Thursday 23 June 2011

Hidden Railway Art Goes on Show at the NRM

A large tranche of the museum's superb image collection is being displayed in a new gallery which will complete in July.

A BBC story with a link to a matched programme which will air this Saturday 26th June is here. This story is surely good news after a period in which news has been mixed. If an invite to the launch is forthcoming I will look forward to reviewing the new gallery in the blog.

Saturday 4 June 2011

Luxembourg


FIRST CLASS THROUGH EUROPE ON THE JEAN MONET

I have recently returned from a tour of inspection of timetable issuing practice in Luxembourg and what was found was surprisingly pleasing.

En route at Brussels Midi, SNCB practice since I was last there in 2008 was not much different. The intercity and foreign timetables were readily on display. Others not so. Nor was obtaining Eurostar timetable leaflets that obvious although ultimately a printed A4 sheet was produced. Eurostar appeared as coy back at home.

But in Luxembourg it was refreshing to find well designed attractive print flourishing. I can particularly recommend the ladies at Luxembourg Gare. They were very helpful and there were masses of information available in front of and behind the counters.

The core levels of issue were thus:
CFL Rail, individual route leaflets. For 2 Euro a set is sold along with a route map packaged as if they were playing cards in a box. Rather clever.

CFL National bus including private companies. A grand loose leaf timetable rather like the old WYPTE once did. 4 Euro or 6 Euro with chasseur (specially printed binder). The system for a place the size of Suffolk is dense.

Luxembourg City
Detailed route leaflets readily to hand. Also a bound paperback volume which was 2 Euro.

Other leaflets for preserved railways, Moselle tripboats were available. City Sightseeing had a leaflet but not obviously for the amazing route of the Petrusse Express tractor train. Their office was not adorned in leaflets and nor were the vehicles, as distinct from British practice.

At Apach which is a frontier station on the SNCF/DB border near Schengen, freight services were regular. Passenger trains were much more sparse but the waiting room was open and a selection of local SNCF timetables available.

I can whole heartedly recommend Train 1900 which is Luxembourg's premier preserved train operation. Comes with nice leaflets and guidebooks but not in English.

My Facebook albums now show a few photos and some links to a friend's album.

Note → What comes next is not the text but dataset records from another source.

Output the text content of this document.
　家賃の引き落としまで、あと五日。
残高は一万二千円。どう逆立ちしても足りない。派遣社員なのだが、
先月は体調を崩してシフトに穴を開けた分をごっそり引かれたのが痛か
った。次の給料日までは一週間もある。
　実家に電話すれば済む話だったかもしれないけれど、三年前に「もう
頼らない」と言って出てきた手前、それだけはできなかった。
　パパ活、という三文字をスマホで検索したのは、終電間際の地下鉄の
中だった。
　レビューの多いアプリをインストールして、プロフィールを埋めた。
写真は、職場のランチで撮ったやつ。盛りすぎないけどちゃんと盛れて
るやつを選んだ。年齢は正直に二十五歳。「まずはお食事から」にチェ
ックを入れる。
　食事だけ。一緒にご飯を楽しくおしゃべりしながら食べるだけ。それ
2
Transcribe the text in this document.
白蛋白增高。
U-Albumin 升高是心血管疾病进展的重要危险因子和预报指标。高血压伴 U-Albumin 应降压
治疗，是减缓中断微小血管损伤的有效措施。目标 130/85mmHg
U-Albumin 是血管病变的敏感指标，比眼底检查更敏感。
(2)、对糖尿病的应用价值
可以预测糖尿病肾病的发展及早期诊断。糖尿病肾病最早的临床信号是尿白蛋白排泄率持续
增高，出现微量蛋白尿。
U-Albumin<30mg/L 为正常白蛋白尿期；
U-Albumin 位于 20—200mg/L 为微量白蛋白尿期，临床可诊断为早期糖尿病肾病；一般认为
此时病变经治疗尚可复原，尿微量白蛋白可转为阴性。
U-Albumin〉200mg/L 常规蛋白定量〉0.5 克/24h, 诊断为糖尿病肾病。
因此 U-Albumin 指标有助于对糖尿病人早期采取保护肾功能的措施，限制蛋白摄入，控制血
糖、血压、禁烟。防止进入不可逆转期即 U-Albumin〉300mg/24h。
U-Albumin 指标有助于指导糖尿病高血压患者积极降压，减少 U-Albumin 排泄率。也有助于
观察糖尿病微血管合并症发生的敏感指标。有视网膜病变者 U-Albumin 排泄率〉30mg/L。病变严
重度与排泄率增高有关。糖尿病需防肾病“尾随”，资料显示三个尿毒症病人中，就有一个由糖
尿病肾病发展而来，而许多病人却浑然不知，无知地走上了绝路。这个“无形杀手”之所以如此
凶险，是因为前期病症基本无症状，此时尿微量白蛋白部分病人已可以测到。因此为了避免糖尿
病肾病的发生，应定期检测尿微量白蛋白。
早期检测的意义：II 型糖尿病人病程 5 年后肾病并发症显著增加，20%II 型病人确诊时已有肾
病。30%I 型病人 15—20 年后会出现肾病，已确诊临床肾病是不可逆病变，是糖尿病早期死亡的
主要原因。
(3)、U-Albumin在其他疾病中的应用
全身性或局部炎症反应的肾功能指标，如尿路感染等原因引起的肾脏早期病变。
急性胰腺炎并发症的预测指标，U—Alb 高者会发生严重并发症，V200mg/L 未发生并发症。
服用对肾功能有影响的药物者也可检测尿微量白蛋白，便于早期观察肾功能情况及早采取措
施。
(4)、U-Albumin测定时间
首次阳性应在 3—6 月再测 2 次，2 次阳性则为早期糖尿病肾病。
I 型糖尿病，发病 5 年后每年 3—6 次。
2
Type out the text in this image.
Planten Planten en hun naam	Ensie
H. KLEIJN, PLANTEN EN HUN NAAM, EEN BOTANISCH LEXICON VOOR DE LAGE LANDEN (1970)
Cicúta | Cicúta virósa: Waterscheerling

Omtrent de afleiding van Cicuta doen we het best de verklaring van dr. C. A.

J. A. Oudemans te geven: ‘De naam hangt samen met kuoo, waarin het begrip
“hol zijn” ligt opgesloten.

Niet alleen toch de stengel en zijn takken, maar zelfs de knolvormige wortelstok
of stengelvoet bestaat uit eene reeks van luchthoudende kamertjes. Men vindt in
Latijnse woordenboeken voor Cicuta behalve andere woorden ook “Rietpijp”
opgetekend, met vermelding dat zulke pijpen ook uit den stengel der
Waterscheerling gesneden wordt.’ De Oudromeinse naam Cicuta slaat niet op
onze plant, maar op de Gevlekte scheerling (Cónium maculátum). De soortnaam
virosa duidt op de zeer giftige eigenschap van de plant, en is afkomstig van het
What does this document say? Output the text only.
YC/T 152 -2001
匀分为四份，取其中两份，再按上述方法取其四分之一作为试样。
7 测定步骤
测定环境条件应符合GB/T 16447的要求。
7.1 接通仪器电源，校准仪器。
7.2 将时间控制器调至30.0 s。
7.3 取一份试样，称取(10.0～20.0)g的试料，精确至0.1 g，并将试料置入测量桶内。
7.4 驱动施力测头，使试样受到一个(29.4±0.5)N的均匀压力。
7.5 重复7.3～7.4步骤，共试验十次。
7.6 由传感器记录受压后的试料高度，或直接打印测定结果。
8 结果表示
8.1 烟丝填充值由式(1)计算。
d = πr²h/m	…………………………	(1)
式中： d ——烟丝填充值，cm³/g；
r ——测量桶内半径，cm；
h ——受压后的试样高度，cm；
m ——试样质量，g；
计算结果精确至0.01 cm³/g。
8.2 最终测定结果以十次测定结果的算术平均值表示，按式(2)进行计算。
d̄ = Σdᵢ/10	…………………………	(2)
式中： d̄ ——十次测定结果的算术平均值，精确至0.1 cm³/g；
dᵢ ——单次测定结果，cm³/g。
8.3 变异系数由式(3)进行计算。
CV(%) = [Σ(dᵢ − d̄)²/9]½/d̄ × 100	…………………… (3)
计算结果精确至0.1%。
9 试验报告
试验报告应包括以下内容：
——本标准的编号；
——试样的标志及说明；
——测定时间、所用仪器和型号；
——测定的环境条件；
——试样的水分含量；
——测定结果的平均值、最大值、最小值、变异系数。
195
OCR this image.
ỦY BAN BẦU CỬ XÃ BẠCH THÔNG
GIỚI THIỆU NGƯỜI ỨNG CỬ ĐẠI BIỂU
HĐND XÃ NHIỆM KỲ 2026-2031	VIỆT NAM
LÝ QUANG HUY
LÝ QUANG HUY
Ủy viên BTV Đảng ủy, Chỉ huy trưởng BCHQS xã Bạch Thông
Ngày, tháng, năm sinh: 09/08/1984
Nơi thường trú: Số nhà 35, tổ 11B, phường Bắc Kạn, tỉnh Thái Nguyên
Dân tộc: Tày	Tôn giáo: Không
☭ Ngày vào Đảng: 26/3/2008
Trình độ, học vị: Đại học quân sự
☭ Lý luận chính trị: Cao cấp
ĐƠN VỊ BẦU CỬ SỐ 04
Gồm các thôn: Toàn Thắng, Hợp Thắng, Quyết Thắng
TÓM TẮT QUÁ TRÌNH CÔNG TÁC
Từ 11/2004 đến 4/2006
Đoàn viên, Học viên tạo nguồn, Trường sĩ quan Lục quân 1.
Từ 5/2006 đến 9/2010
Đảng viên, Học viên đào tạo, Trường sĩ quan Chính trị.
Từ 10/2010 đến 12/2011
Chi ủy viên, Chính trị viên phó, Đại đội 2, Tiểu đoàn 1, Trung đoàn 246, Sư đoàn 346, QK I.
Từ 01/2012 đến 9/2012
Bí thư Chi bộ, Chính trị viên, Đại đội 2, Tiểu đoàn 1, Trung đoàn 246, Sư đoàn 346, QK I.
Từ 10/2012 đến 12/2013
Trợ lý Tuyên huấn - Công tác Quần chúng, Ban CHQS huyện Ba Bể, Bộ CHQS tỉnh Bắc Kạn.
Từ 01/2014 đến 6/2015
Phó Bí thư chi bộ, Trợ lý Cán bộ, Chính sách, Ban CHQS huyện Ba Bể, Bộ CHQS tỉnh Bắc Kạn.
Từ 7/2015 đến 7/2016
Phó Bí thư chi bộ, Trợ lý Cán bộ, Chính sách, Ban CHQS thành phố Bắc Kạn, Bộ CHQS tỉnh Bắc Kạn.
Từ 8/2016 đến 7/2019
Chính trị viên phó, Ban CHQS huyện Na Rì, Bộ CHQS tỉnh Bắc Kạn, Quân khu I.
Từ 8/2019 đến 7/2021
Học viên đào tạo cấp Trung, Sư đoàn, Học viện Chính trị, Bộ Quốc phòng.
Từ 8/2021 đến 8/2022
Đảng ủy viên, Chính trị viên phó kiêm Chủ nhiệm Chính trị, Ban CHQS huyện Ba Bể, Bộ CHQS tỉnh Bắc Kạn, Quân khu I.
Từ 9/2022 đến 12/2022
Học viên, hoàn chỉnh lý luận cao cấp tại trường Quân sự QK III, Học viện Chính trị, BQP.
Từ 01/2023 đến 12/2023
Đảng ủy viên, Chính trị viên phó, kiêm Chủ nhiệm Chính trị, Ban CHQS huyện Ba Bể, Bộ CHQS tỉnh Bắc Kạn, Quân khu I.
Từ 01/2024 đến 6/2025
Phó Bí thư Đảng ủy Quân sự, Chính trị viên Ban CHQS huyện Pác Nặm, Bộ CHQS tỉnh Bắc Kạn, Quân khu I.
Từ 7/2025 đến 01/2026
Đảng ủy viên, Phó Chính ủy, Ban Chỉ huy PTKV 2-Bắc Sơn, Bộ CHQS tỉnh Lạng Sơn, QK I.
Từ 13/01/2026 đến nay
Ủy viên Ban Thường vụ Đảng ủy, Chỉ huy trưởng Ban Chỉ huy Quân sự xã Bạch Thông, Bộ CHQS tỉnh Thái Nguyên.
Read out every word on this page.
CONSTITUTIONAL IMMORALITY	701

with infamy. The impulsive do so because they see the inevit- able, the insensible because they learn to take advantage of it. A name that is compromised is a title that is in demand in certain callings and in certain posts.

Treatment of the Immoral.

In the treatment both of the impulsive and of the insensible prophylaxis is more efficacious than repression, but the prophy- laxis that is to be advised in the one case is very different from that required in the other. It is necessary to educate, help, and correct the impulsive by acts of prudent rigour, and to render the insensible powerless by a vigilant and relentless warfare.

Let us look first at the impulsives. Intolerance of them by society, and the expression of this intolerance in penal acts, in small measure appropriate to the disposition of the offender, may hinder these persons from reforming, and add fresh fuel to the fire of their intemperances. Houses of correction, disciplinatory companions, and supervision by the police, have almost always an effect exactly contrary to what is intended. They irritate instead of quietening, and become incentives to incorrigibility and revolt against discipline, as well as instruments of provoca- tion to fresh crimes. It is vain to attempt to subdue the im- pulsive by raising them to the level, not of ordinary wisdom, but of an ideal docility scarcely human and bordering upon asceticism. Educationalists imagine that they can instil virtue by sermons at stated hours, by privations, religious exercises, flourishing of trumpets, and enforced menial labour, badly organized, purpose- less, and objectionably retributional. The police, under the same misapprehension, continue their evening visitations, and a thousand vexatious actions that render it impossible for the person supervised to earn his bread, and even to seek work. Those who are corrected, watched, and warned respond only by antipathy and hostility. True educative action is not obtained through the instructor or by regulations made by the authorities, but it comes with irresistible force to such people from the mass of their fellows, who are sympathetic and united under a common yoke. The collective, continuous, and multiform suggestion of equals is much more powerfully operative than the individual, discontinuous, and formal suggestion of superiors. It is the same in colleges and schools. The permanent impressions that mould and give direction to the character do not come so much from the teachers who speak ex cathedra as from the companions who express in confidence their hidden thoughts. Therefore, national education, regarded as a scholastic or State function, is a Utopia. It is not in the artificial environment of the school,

I had booked two first class returns from Newcastle to Luxembourg using the SNCB route (you could have gone all SNCF) for £683 through Trains Europe at March (have BR family railcard). This was one adult and an 11 year old. Just for fun I tried to re-price it all on line today with Rail Europe, Eurostar and DB sites. I found the first two practically impossible to use for this journey (even selecting first class did not strike me as easy, let alone saying I had a railcard for the British leg). The DB webpage was much more organised and quickly produced the correct times. But when asked for a fare said I had to phone up!

A challenge to the readers, could I have priced this journey on line?

An English version of an SNCB Buy your International Train Tickets leaflet bemoaned that European competition legislation was putting their ticket sales operation under pressure. A re-run of how BRI came to an end in the mid 1990s? It does seem very sad that European rail travel is far more difficult to arrange than it used to be.

Yet the journey was far easier. Out of Newcastle at 0825, into Luxembourg at 1940 on time. Back at 1024, and into Newcastle at about 1950 and that was an hour late after multiple cable thefts on the ECML. Going to Luxembourg by train is speedy and practical with only two changes. And there are route choices. Working it out is the problem. Do turn to The Man in Seat 61 for some help. And you could have travelled Basel to Aberdeen with the trains we used. The 1024 at Luxembourg was the 0646 Jean Monet Basel to Brussels. The 1600 from Kings Cross is an Aberdeen service. Really long train journeys across Europe from GB with only two changes in total and effectively no change of stations are possible. An interesting challenge would be what is the longest European rail journey possible in one day with only two train changes one of which has to be Kings Cross/St Pancras complex and the other has to be within a station (could be just St Pancras but for length you would have be on the ECML and no Paris cross station transfer permitted)? These are my terms and there is no prize save for a 10% discount on your next Specialist Auctions timetable orders from my listings.

As for the NRM, in addition to the thought that the arisings might end up with the Forsythe Collection, at about 0920 on Tuesday we passed Flying Scotsman in its wartime black garb stabled outside the NRM and managing to look very smart.